For several years, I was all about summer camp.

The people I met at camp had a wide range of experience with God, Christianity, and with church. Sometimes the stories I heard would break my heart, other times they encouraged me. And sometimes I couldn't wait for the week to end.

When you're part of an eight week summer camp, you're on 24/7. You're excited, you're an example, and, by the seventh week, you're totally exhausted. Becoming wrapped up in a ministry you believe in is a great feeling. And being a small part of someone's faith, or introducing him or her to Christ, is an unbelievable experience I hope everyone has the chance to have.

The camp mentality is powerful. And I embraced it willingly and fully — giving myself until I had nothing left. The end of the summer always came too soon, and yet, mercifully.

Things continued in this way for several years. But one summer, the camp director gave a message during staff training that changed my summer, my ministry, and probably my life. He said something like:

“We want every person who comes here to have a great time. But more than that, we are here to show Christ to these kids. We build relationships with them and show them love — this should be as a direct response to the love Christ first showed us."

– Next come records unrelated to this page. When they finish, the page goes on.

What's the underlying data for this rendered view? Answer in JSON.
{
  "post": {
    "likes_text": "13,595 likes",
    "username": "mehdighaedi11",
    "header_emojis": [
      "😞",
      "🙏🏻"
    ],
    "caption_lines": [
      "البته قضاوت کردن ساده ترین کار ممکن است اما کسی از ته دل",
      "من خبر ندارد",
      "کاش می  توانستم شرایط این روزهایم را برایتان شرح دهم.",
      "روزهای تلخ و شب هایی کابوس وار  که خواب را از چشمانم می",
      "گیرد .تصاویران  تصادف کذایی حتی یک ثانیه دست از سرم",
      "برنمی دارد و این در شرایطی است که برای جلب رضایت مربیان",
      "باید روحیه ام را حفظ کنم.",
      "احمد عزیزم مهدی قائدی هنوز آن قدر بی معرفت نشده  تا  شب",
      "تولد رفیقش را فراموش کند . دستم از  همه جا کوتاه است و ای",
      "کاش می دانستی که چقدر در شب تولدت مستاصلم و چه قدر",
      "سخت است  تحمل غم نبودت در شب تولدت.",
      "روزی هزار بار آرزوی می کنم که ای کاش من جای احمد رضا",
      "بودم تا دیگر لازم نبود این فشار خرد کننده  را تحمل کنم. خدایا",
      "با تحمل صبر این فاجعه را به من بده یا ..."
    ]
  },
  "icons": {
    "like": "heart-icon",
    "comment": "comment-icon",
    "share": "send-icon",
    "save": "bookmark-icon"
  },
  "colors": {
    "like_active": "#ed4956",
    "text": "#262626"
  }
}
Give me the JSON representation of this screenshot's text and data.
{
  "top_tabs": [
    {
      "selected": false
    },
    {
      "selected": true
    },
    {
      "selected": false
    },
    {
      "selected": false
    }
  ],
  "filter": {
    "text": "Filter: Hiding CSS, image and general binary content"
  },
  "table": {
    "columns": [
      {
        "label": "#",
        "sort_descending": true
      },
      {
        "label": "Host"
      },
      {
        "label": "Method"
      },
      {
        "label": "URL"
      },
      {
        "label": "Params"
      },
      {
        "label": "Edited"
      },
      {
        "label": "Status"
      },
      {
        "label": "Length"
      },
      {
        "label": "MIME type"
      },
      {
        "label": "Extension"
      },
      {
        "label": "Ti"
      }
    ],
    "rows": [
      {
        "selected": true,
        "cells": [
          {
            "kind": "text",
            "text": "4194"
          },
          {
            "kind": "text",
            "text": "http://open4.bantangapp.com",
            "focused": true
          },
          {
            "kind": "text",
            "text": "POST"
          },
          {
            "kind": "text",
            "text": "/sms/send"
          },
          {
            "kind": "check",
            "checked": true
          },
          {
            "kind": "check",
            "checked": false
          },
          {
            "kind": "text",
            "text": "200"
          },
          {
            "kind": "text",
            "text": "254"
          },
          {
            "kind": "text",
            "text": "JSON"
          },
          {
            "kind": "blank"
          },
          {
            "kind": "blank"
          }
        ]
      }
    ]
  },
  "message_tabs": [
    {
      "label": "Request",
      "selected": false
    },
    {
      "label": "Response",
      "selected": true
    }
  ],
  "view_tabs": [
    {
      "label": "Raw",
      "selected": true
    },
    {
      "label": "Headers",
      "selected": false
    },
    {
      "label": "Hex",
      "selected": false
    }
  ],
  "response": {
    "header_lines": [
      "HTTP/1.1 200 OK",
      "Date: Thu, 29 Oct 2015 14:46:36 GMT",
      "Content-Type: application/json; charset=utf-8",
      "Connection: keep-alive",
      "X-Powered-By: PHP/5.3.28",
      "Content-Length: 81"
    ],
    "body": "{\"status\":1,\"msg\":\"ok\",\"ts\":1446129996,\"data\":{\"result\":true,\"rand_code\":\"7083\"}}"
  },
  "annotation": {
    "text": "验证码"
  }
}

“You all have an incredible gift to show love to these kids, but how can you find the stamina to show Christ if you're not taking time to be fed by God? The kids will ask for every second of your time. I will warn you now: Be selfish with your personal time with God. If you are not fed, nourished, and encouraged, you will have nothing of substance to give to the kids who you meet."

“Sure, they'll still have a good time at camp, but we want them to go home changed; strong in their faith, with a personal and real relationship with God.”

It was the word, “selfish,” which really caught my attention. Until then, it seemed like a negative word — why would I want to be selfish?

My thoughts went to the meaning “selfish,” had in my life: not sharing; concerned chiefly for yourself to the exclusion of others; regarding your own well-being above others. No, I concluded. This is not a good thing. If I was to be constantly pulling away from camp to read the Bible and pray and spend time alone with God, and a kid needed help, it would be a negative thing to turn him or her away.

But the phrase continued to irk me. What was it that bothered me exactly?
At night, after the final lights out, I had developed the routine of reading my Bible by porch light. I had heard once that I should read until something struck me, then reflect on that. This is the way I was reading the night Psalm 62:5 struck me: “Find rest, O my soul, in God alone; my hope comes from him” (NIV).

Upon reflection, I realized if I learned to depend on God fully, He would sustain me. He would get me through the summer. He would give me the words to say to the kids. I began to suspect I was running on my own strength and, thus, risking ineffectiveness. Humbled, I asked God to show me how to both spend time doing my job, and find ways to rest in Him.

He showed me Matthew 14. The story of Jesus feeding 5,000 people found in Matthew 14:13-21 is an amazing and miraculous story, which I had loved for years. But what I found myself noticing is it all started by Jesus trying to spend time alone after learning of John the Baptist's death. A large crowd followed, and He had compassion on them and ministered to them. After the day, Jesus dismissed the crowd, sent the disciples away, and went up on a mountainside to pray. Alone. Jesus was intentional about spending time alone with God, but also compassionate and sensitive to other people's needs.

I learned there needed to be a balance. While it was important for me to be there when someone needed me, it was also important for me to find time to spend alone with God, because I needed Him. I spent the rest of the summer searching for the balance, which developed into a habit I try to practice to this day, years after summer camp. I am selfish about my personal time with God so I can be selfless towards those I meet.